Cheese capsule battles rivals for ISS ferry work

The smart choice: opportunity from uncertainty

NASA has chosen the companies which will receive cash in its second round of Commercial Crew Development contracts. The CCDev2 funding is intended to lead to viable commercial manned spacecraft, which NASA could then book seats on in order to keep the International Space Station crewed up in future.

Boeing concept of the proposed CST-100 commercial crew capsule

Boeing's offering. Not yet built.

At the moment, once the Shuttles retire, there will be a period of some years before NASA can deploy a manned space launch system of its own: unless CCDev can step up, for that time the only way for US astronauts (or any others) to get to the Station will be aboard Russian Soyuz ships.

Dream Chaser. Still a dream, for now

The official US line on manned space exploration now appears to be that NASA should no longer get massively involved in launch to orbit as it has been up to now. The Apollo and Shuttle eras saw massive space-agency workforces operating hardware supplied by other, equally massive, workforces at the established rocket contractors such as Boeing and Lockheed. The idea is now to let smaller and less costly commercial operations send astronauts into space, while NASA itself concentrates on the new technologies which could practicably carry them onward to the planets.

"We're committed to safely transporting US astronauts on American-made spacecraft and ending the outsourcing of this work to foreign governments," NASA Administrator Charles Bolden said, announcing the CCDev2 inkings. "These agreements are significant milestones in NASA's plans to take advantage of American ingenuity to get to low-Earth orbit, so we can concentrate our resources on deep space exploration."

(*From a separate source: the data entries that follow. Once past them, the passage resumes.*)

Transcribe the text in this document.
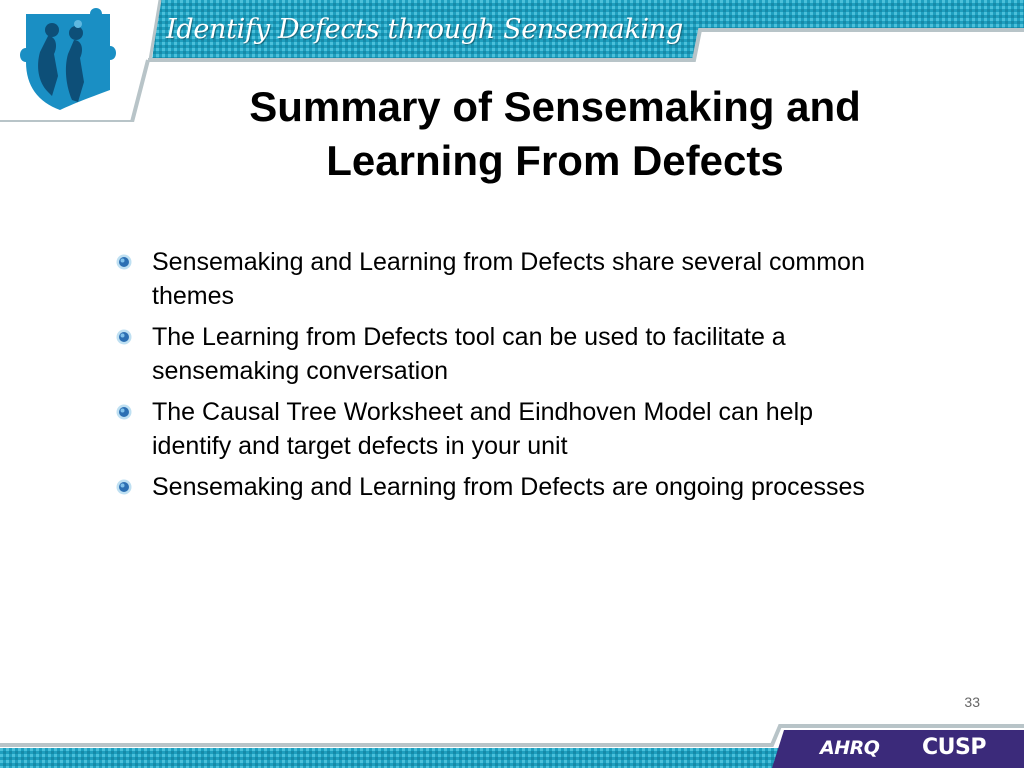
Identify Defects through Sensemaking
Summary of Sensemaking and
Learning From Defects
Sensemaking and Learning from Defects share several common themes
The Learning from Defects tool can be used to facilitate a sensemaking conversation
The Causal Tree Worksheet and Eindhoven Model can help identify and target defects in your unit
Sensemaking and Learning from Defects are ongoing processes
33
AHRQ CUSP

The recipients of the CCDev2 cash are as follows:

Blue Origin, the space venture bankrolled by Amazon kingpin Jeff Bezos, which gets $22m. Blue Origin has no orbital launcher system of its own – the company's New Shepard rocket-hopper vehicle is to be capable of suborbital flight only – but it did some work on reusable capsule design under CCDev1. Under CCDev2 the firm says it will develop a space capsule for launch atop an existing Atlas V booster: down the road it will design a reusable booster which comes back down to land vertically a bit like the New Shepard.